На другой день Захар Павлович пришел в депо. Машинист-наставник, сомневающийся в живых людях старичок, долго всматривался в него. Он так больно и ревниво любил паровозы, что с ужасом глядел, когда они едут. Если б его воля была, он все паровозы поставил бы на вечный покой, чтоб они не увечились грубыми руками невежд. Он считал, что людей много, машин мало; люди — живые и сами за себя постоят, а машина — нежное, беззащитное, ломкое существо: чтоб на ней ездить исправно, нужно сначала жену бросить, все заботы из головы выкинуть, свой хлеб в олеонафт макать — вот тогда человека можно подпустить к машине, и то через десять лет терпения!
Наставник изучал Захара Павловича и мучился: холуй, наверное, — где пальцем надо нажать, он, скотина, кувалдой саданет, где еле-еле следует стеклышко на манометре протереть, он так надавит, что весь прибор с трубкой сорвет, — разве ж допустимо к механизму пахаря допускать?! «Боже мой, боже мой,
— молча, но сердечно сердился наставник, — где вы, старинные механики, помощники, кочегары, обтирщики?
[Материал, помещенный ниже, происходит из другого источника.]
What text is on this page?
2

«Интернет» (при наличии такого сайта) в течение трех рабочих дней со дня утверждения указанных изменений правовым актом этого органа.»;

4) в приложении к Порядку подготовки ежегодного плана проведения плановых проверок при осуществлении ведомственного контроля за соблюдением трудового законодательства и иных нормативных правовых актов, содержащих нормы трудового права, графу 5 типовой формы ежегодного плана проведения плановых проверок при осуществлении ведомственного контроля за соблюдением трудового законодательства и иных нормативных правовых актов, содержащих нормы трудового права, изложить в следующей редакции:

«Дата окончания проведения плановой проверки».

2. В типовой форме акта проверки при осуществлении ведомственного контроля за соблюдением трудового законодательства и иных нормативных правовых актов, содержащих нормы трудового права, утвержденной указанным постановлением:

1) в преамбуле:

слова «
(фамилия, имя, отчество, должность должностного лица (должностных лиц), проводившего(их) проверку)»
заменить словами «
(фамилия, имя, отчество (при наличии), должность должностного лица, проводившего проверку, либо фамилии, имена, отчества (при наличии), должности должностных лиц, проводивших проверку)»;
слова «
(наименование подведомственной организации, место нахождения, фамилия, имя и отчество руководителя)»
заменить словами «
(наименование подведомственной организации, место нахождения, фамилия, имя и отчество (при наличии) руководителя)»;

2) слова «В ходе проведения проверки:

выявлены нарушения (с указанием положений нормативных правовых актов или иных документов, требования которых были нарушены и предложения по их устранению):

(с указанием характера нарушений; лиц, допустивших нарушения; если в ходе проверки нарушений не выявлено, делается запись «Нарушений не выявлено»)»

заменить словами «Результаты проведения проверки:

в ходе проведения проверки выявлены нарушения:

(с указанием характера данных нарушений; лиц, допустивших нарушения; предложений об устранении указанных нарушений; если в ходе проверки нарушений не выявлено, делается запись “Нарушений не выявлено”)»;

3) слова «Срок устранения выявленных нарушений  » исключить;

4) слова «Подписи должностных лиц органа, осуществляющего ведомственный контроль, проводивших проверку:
Бывало, близ паровоза люди трепетали, а теперь каждый думает, что он умней машины! Сволочи, святотатцы, мерзавцы, холуи чертовы! По правилу, надо бы сейчас же остановить движение! Какие нынче механики? Это крушение, а не люди! Это бродяги, наездники, лихачи — им болта в руки давать нельзя, а они уже регулятором орудуют! Я, бывало, когда что чуть стукнет лишнее в паровозе на ходу, что-нибудь только запоет в ведущем механизме — так я концом ногтя не сходя с места чувствую, дрожу весь от страдания, на первой же остановке губами дефект найду, вылижу, высосу, кровью смажу, а втемную не поеду… а этот изо ржи да прямо в паровоз хочет!»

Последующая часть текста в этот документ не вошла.